Zwei Berner Forscher haben sich im vergangenen Jahre eine hohe
Auszeichnung verdient: Sie erhielten Förderbeiträge vom Europäischen
Forschungsrat («European Research Council», ERC). Der Molekularbiologe
Dr. Oliver Mühlemann bekommt einen «ERC Starting Grant» von zwei
Millionen Franken. 9000 Forscher aus 21 Ländern hatten sich darum
beworben, nur 300 hatten Erfolg. Prof. Dr. Hubertus Fischer, der im
Frühjahr 2008 auf den neu geschaffenen Lehrstuhl für Experimentelle
Klimaphysik berufen wurde, erhält einen «ERC Advanced Grant» von 2,1
Millionen Euro.
Verwaltung: Universitätsbibliothek ist auf Kurs
2007 wurde die Stadt- und Universitätsbibliothek (StUB) als selbständige Stiftung aufgelöst und in die Universität integriert. Das Projekt «Neue Bibliotheksorganisation NBO», das die universitären Bibliotheken in die Universitätsbibliothek (UB) zusammenführt, kann fristgerecht 2009 abgeschlossen werden. Die UB wird dann rund 250 Mitarbeitende in gegen 50 Teilbibliotheken an 30 Standorten umfassen.
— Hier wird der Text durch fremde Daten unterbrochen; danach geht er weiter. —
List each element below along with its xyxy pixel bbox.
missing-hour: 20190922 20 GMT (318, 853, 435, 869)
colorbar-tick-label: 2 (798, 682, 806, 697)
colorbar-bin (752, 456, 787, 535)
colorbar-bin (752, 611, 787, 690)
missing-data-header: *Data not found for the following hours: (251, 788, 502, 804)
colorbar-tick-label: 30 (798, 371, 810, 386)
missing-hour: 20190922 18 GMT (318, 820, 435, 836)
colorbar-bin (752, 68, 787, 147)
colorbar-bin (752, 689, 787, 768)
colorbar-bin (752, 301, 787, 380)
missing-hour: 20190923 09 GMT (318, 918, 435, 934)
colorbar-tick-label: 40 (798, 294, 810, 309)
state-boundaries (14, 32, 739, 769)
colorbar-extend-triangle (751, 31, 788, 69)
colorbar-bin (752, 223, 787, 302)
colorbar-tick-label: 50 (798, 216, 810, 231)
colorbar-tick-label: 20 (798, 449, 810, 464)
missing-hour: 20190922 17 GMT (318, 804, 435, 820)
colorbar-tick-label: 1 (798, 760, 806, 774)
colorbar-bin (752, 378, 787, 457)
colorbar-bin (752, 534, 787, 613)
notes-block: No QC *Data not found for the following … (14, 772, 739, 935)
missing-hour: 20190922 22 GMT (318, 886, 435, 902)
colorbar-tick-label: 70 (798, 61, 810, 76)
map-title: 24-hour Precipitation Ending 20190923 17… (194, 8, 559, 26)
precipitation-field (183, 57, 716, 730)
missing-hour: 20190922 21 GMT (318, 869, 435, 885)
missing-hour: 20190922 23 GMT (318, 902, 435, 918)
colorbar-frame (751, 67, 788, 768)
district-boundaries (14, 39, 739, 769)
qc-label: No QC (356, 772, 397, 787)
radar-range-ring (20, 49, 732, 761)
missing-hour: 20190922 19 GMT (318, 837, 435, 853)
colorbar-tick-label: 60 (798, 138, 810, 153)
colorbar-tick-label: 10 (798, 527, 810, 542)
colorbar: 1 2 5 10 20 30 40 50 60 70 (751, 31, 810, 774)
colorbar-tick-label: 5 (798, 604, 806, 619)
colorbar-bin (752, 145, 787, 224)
Die Zentralbibliothek an der Münstergasse erfülle ihren Auftrag für eine breite Öffentlichkeit weiterhin sehr gut, sagte Verwaltungsdirektor Daniel Odermatt. Sie verzeichnet jährlich über 400'000 Ausleihen und hat im Durchschnitt gegen 900 Besucher täglich. Grosse Besorgnis löse jedoch die jährlich sehr hohe Preissteigerung der Verlage im Zeitschriftenbereich aus: Die durchschnittliche jährliche Teuerung beläuft sich seit einigen Jahren auf gegen 10 Prozent. Angesichts der stagnierenden Mittel für den Medienerwerb droht der Universität dadurch eine gefährliche Ausdünnung des Medienbestandes. Denn: «Wissenschaft funktioniert nicht ohne Zeitschriften», so Odermatt.